On Sep 26, 2009, at 12:36 PM, Vera Steiner wrote:

Hi,
I always wondered why "inside" in its strictest interpretation, that of the brain/mind that is not accessible to unmediated eye sight should be such a pervasive metaphor.Now, the "inner" is becoming more accessible with CAT scans, X-ray, imaging, etc, should it still be called "inside?" Theories are not immune to technological change, and this which is so loaded an issue, we are stuck in an old dichotomy. Why is stone the best example for matter? Why not blood that also changes with environmental, physiological and pathological variables? It changes as does the brain/mind through action, through aging, through education, through the increasing, sophisticated understanding of meanings. All of these changes take place with people, or by and through their uses of signs and symbols, which are the consequences of their prior, collective actions? Is material only that which we can touch, but not what we create, including our minds which we create in.interaction with others? The categorical distinction between Cs and matter baffles me, The discussion is still governed, I believe on both sides, by the old difference between in here, that voice in my head, or those images, which are no longer inaccessible, no longer "inner" in the old sense of the word when approached with material tools and the grass outside. But, it seems we cannot help but be snared by its pervasive, metaphoric power..
Vera
----- Original Message ----- From: "Martin Packer" <packer@duq.edu>
To: "eXtended Mind, Culture, Activity" <xmca@weber.ucsd.edu>
Sent: Saturday, September 26, 2009 6:40 AM
Subject: Re: [xmca] Consciousness"only a part of the material quality of the man-sign"


Andy,

You're misrepresenting what I wrote, and why I wrote it. I am indeed arguing that all representational systems are material. Yet I find myself dealing constantly with colleagues who believe that psychology must study non-material representational systems. That to understand children's development, for example, requires studying their 'internal,' 'mental' representations. I was citing Donald's work as an example that does a good job of explaining human cognitive development (historical rather than ontogenetic, but that's not an important difference in this context) with reference only to representational systems that are material. Plus brain functioning, construed in non- representational ways.
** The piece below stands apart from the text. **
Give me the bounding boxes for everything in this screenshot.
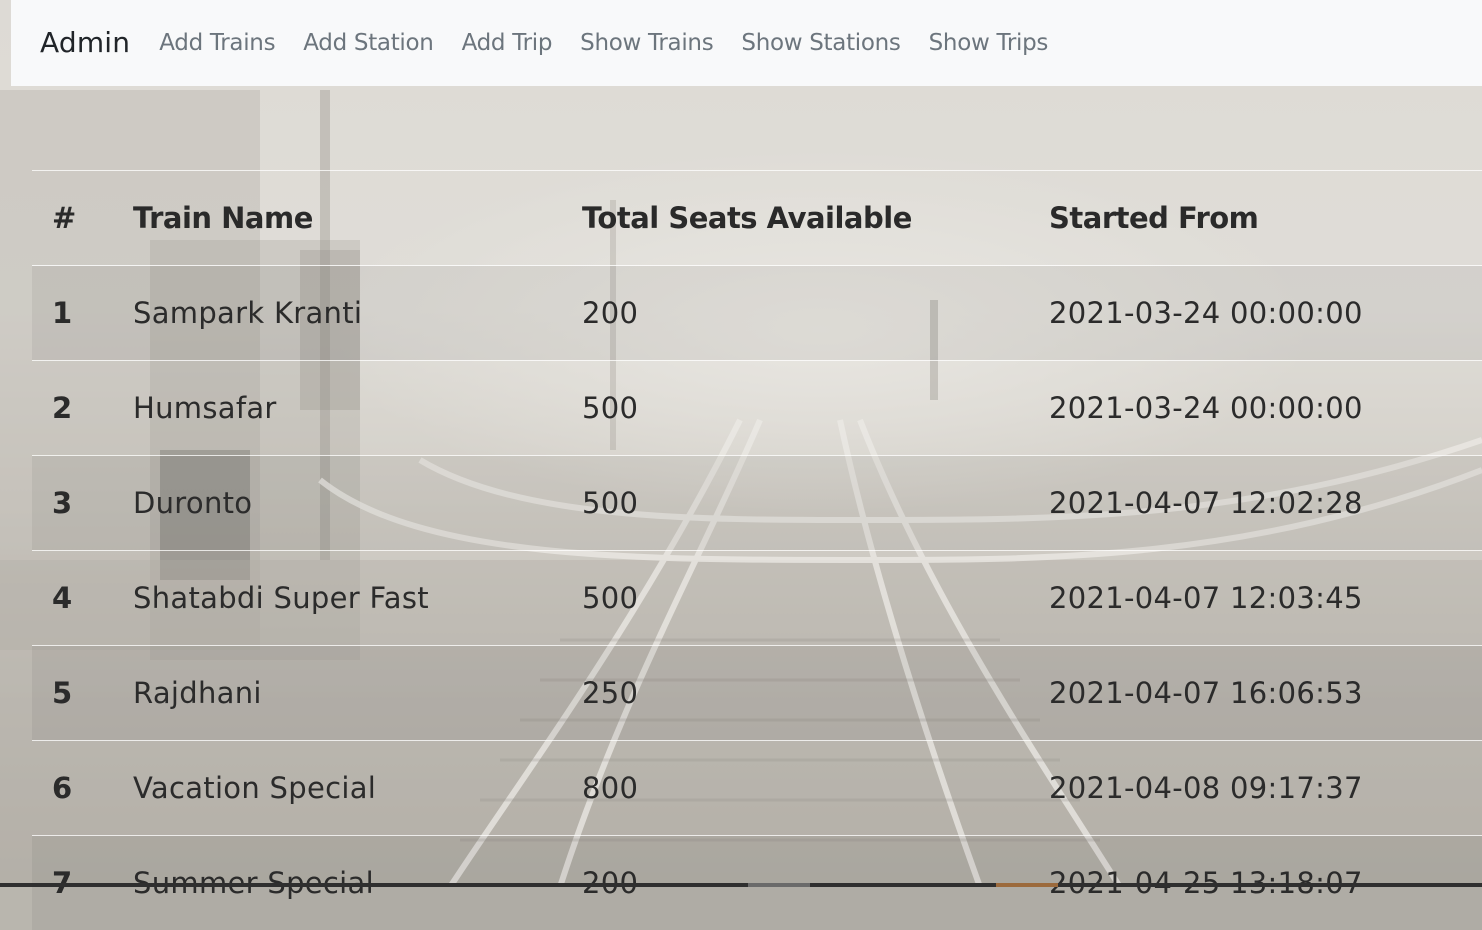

No tautology here, and no problem.

Martin

On Sep 26, 2009, at 7:54 AM, Andy Blunden wrote:


Martin referred to a series of "representational systems" being all "material"; I pointed out that Martin had already said that *everything*, even consciousness, was material so the statement that these representational systems were material was a "motherhood statement", i.e., a tautology.

So I responded "show me a representational system which is *not* material" which is a problem for Martin because he says that everything is material.